21. November 2005

Jugendkrimi zu aktueller Problematik

"Anabel und die verschwundenen Zwillinge", ein "Jugendkrimi ab 12 Jahren", ist das literarische Erstlingswerk von Anselm Roth. Im Frühsommer dieses Jahres war ein Hermannstadt-Stadtführer desselben Autors erschienen (siehe Rezension in der Siebenbürgischen Zeitung-Online ), der dadurch auffiel, dass er nicht nur die für den Alltag notwenigen Informationen vermittelte, sondern auch allfällige Tatsachen hinterfragte.
Die 14-jährige Anabel Stoica ist eine perfekt Deutsch sprechende Rumänin aus dem Dorf Rauthal/Roandola bei Großlasseln. Mit dem Schulbus fährt sie täglich nach Mediasch, wo sie die 8. Klasse der deutschen Schule besucht. In Anabels Leben spielt das Handy eine zentrale Rolle, aber genauso ihre Freundinnen und Freunde, von denen sie gerade zwei verloren hat, die nach Deutschland gezogen sind. Über Deutschland weiß Anabel allerhand, nicht aus der Schule, sondern dem Satelitten-TV. Aus dem "Dorf am Rande der Welt oder knapp dahinter" soll Anabel nun nach München gehen. Für ein Jahr, da ihre Eltern einen einjährigen Arbeitsvertrag bekommen haben.

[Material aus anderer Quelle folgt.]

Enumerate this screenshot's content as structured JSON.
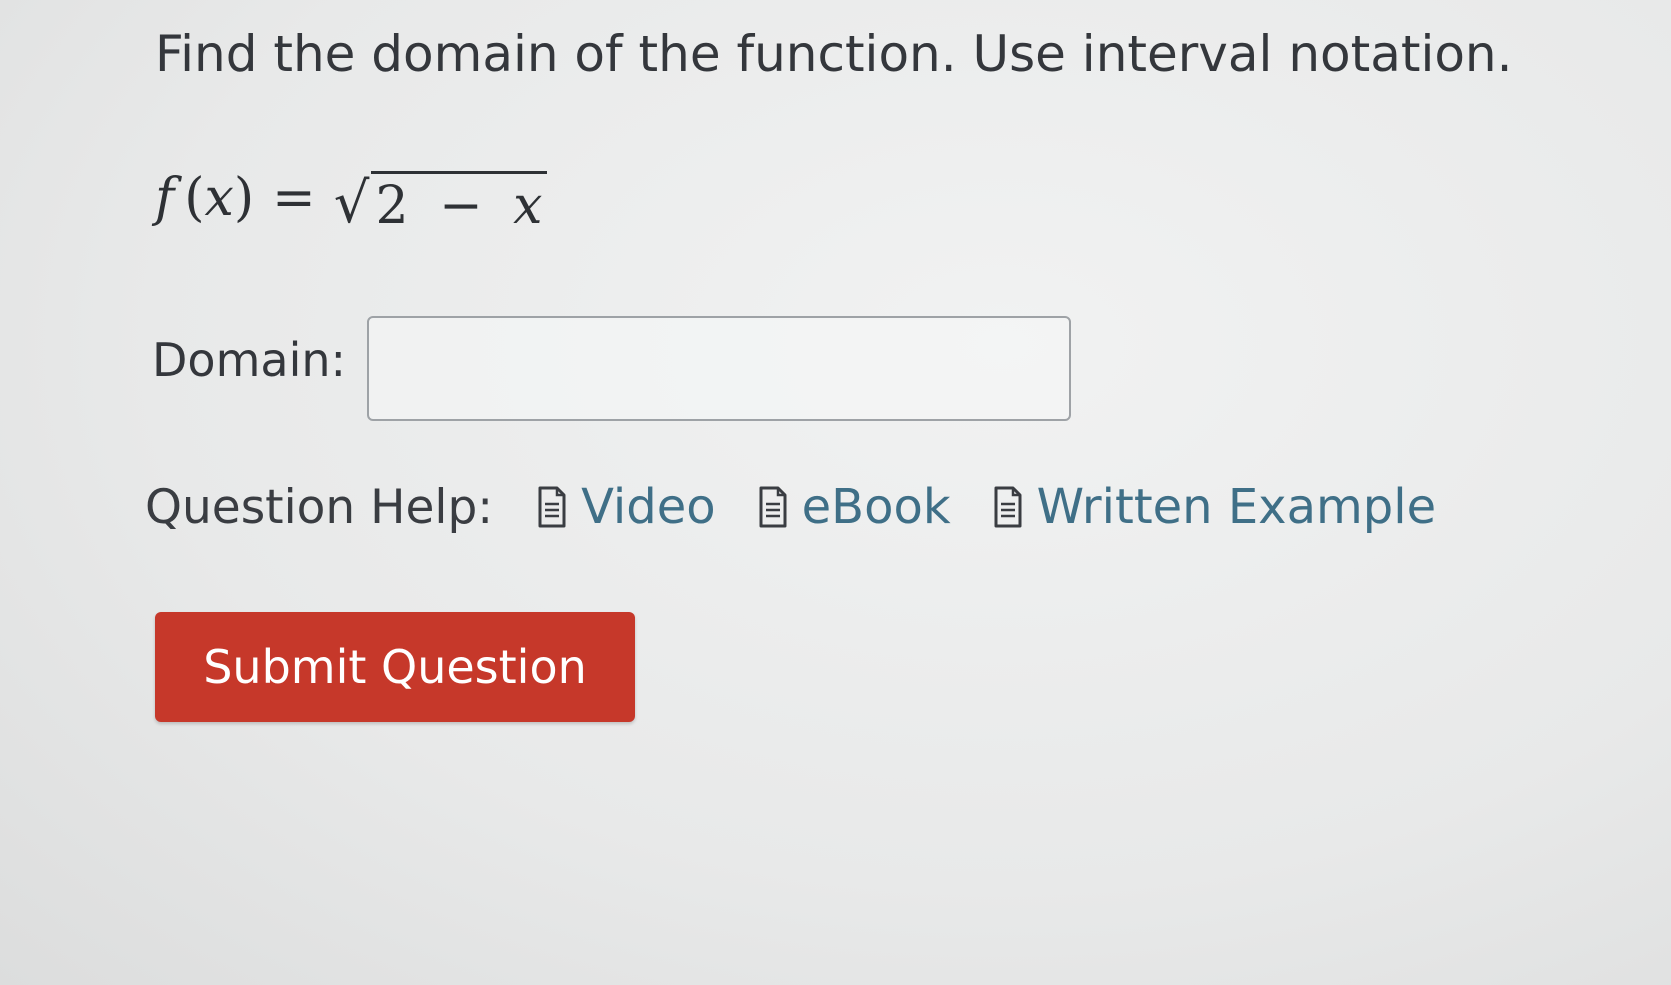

Die Eltern wollen Geld verdienen, um sich Anlagen zur Käsezubereitung zu kaufen. Nach ihrer Ankunft in München macht Anabel sich sofort auf die Suche nach den aus Lasseln verschwundenen und angeblich in eine Kinderklinik gebrachten Zwillingen Bea und Bella. Damit packt Anselm Roth neben der Problematik der Gastarbeit von Rumänen in Deutschland auch jene der illegalen Adoptionen von Kleinkindern in sein Buch und spinnt daraus einen spannenden Krimi. Wie in einem richtigen Krimi, so geht auch Anabel dem eigentlichen Übeltäter auf den Leim: Sie wird entführt, und doch siegt das Gute. Wie in einem richtigen Krimi sind viele Situationen sehr unwahrscheinlich in ihren Komplikationen und glücklichen Fügungen und faszinieren gerade deswegen. Der völlig "unpädagogische" Roman ist spritzig und witzig geschrieben, in einer Sprache, die jungen Leuten von heute geläufig ist.

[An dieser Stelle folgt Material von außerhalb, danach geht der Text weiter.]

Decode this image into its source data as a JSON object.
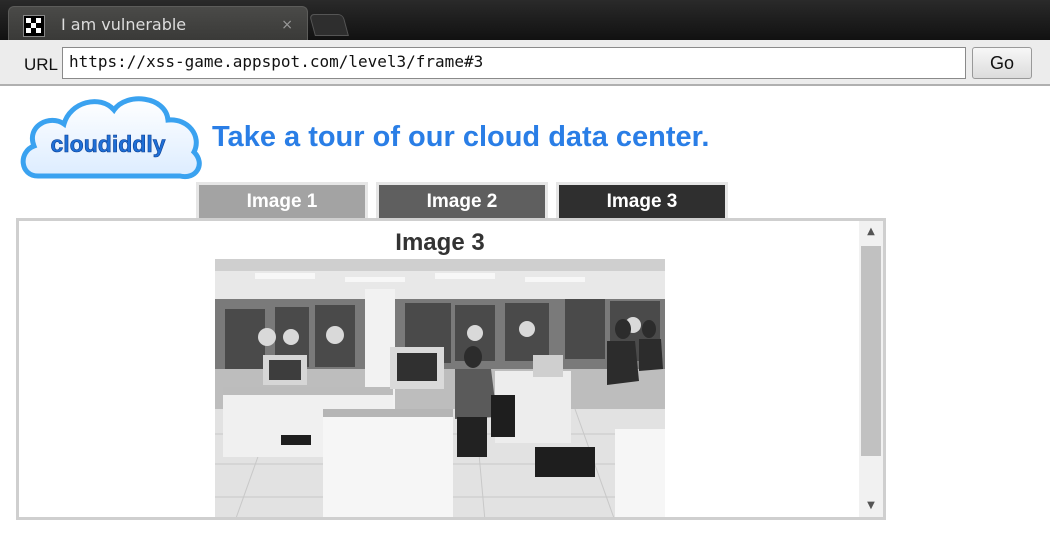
{
  "browser": {
    "tab_title": "I am vulnerable",
    "tab_close": "×",
    "url_label": "URL",
    "url_value": "https://xss-game.appspot.com/level3/frame#3",
    "go_label": "Go"
  },
  "page": {
    "logo_text": "cloudiddly",
    "headline": "Take a tour of our cloud data center.",
    "tabs": [
      {
        "label": "Image 1"
      },
      {
        "label": "Image 2"
      },
      {
        "label": "Image 3"
      }
    ],
    "image_title": "Image 3",
    "photo_icon": "data-center-photo",
    "scrollbar": {
      "up_icon": "▲",
      "down_icon": "▼"
    }
  },
  "colors": {
    "headline": "#2a7ee6",
    "tab1": "#a3a3a3",
    "tab2": "#5f5f5f",
    "tab3": "#2f2f2f"
  }
}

Der Autor Anselm Roth, in Hermannstadt geboren, floh mit seiner Mutter als Kind nach Deutschland, wo er Kommunikationswissenschaften, Germanistik und Philosophie studierte. Er arbeitete zeitweilig bei der "Süddeutschen Zeitung" als Redakteur, kehrte nach Hermannstadt zurück und ist nun Mitinhaber des hora-Verlags. Das 126-Seiten umfassende Buch ist auch für die weit über Zwölfjährigen interessant, weil es eine Wirklichkeit schildert, die allzu oft nicht wahrgenommen wird: den komplizierten Alltag einer Achtklässlerin, die aus Siebenbürgen nach Deutschland kommt. Ihr legt der Autor nun viele seiner Beobachtungen über Leben, Alltag, Menschen und Geschehen in Rumänien und in Deutschland in den Mund.

Hannelore Baier


Anselm Roth, "Anabel und die verschwundenen Zwillinge". hora-Verlag, Hermannstadt, 2005. ISBN 973-8226-43-0. Das Buch ist zum Preis von 9,80 Euro im Internet unter www.siebenbuerger.de/shop oder für 16 Lei beim hora-Verlag, Strada N.D. Cocea 9, 550370 Sibiu, E-Mail: roth-hoeppner@hora-verlag.ro, zu beziehen.(gedruckte Ausgabe: Siebenbürgische Zeitung, Folge 18 vom 15. November 2005, Seite 9)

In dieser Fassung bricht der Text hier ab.